Tracking all prologue and epilogue insertions through codegen/lowering

Hi all,

I’m doing some program analysis research within LLVM. One thing that I’d like to be able to
do is track LLVM’s generation of function prologues and epilogues, particularly as
Functions are lowered to MachineFunctions and eventually through target backends.
I only need to do this for x86, so I’ve been focusing my attention on that target.

So far, this is what I’ve done:

* Created two new pseudo instructions in Target.td, named PROLOGUE_ANCHOR and
EPILOGUE_ANCHOR. I’ve made sure that these instructions inherit PseudoInstruction,
and are marked as not having side effects.

* Modified X86FrameLowering::emitPrologue and X86FrameLowering::emitEpilogue
to unconditionally emit new PROLOGUE_ANCHOR and EPILOGUE_ANCHOR MachineInstrs.

* Modified AsmPrinter::EmitFunctionBody to include a case statement for
PROLOGUE_ANCHOR and EPILOGUE_ANCHOR, converting each into an MCSymbol that I emit
using the output streamer.

All of this “works,” in the sense that my output assembly (via llc) contains labels
everywhere that I expect.

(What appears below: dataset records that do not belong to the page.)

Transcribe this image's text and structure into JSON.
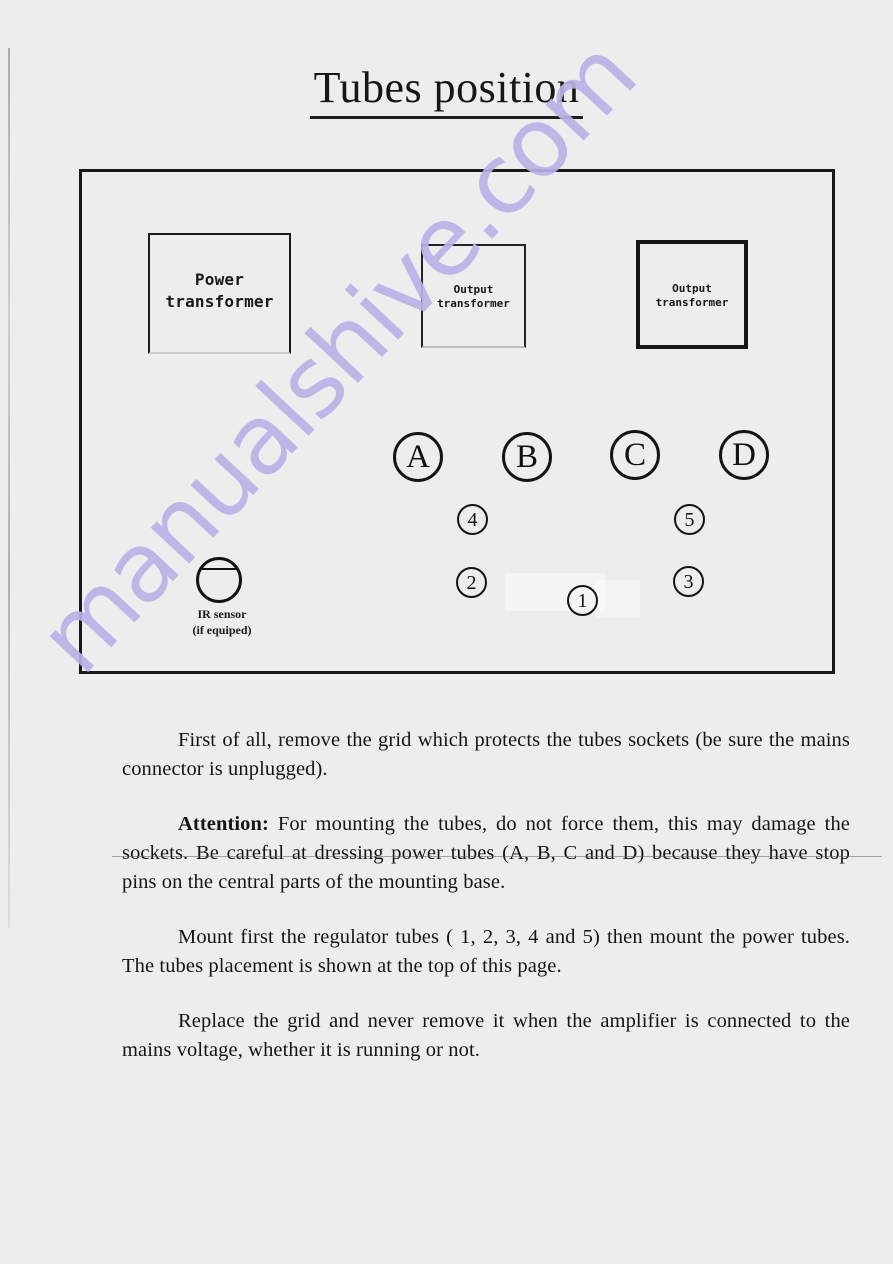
{
  "document": {
    "title": "Tubes position",
    "watermark": "manualshive.com",
    "watermark_color": "#b7b3e6",
    "page_background": "#eceded",
    "ink_color": "#141416"
  },
  "diagram": {
    "name": "tubes-position-layout",
    "transformers": [
      {
        "id": "power",
        "label": "Power\ntransformer"
      },
      {
        "id": "output1",
        "label": "Output\ntransformer"
      },
      {
        "id": "output2",
        "label": "Output\ntransformer"
      }
    ],
    "power_tubes": [
      {
        "id": "A",
        "label": "A"
      },
      {
        "id": "B",
        "label": "B"
      },
      {
        "id": "C",
        "label": "C"
      },
      {
        "id": "D",
        "label": "D"
      }
    ],
    "regulator_tubes": [
      {
        "id": "4",
        "label": "4"
      },
      {
        "id": "5",
        "label": "5"
      },
      {
        "id": "2",
        "label": "2"
      },
      {
        "id": "1",
        "label": "1"
      },
      {
        "id": "3",
        "label": "3"
      }
    ],
    "ir_sensor": {
      "label": "IR sensor\n(if equiped)"
    }
  },
  "paragraphs": {
    "p1": "First of all, remove the grid which protects the tubes sockets (be sure the mains connector is unplugged).",
    "p2_lead": "Attention:",
    "p2_rest": " For mounting the tubes, do not force them, this may damage the sockets. Be careful at dressing power tubes (A, B, C and D) because they have stop pins on the central parts of the mounting base.",
    "p3": "Mount first the regulator tubes ( 1, 2, 3, 4 and 5) then mount the power tubes. The tubes placement is shown at the top of this page.",
    "p4": "Replace the grid and never remove it when the amplifier is connected to the mains voltage, whether it is running or not."
  }
}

However, the binaries themselves are broken -- anything
compiled above -O0 immediately segfaults very early on in process initialization.
My best guess is that this has something to do with higher optimizations including
frame pointer elision and thus my pseudos are messing with that,
but I’m at a little bit of a loss for how best to debug this
(or whether my approach is better replaced with something else).

Could anybody offer some advice/pointers for this approach?

Best,
William Woodruff

I’m doing some program analysis research within LLVM. One thing that I’d like to be able to
do is track LLVM’s generation of function prologues and epilogues

Answering my own question with this: I managed to completely overlook the fact
that DWARF (since at least v3) has supported fields within the line program state
machine that explicitly record whether a particular entry indicates a prologue end
(DW_LNS_set_prologue_end) and epilogue begin (DW_LNS_set_epilogue_begin).

- William

> I’m doing some program analysis research within LLVM. One thing that I’d
like to be able to
> do is track LLVM’s generation of function prologues and epilogues

Answering my own question with this: I managed to completely overlook the
fact
that DWARF (since at least v3) has supported fields within the line
program state
machine that explicitly record whether a particular entry indicates a
prologue end
(DW_LNS_set_prologue_end) and epilogue begin (DW_LNS_set_epilogue_begin).

Well, yes, DWARF has that. LLVM does not do a spectacular job of
identifying those points, although it has been getting better at it
over the years.
--paulr

Well, yes, DWARF has that. LLVM does not do a spectacular job of
identifying those points, although it has been getting better at it
over the years.

Thanks for the response! I went down this route, but I’ve had some trouble getting clang
to actually emit DW_LNS_set_epilogue_begin states in the line program table.
The prologue end states do get emitted, so it’s only epilogue beginnings that are missing.

Does anybody know why this is? I found an older thread1 with the same question,
but not obvious resolution. If it’s a matter of the responsible code just missing, then
this is something I could take a personal stab at (with some pointers in the correct
direction).

  • William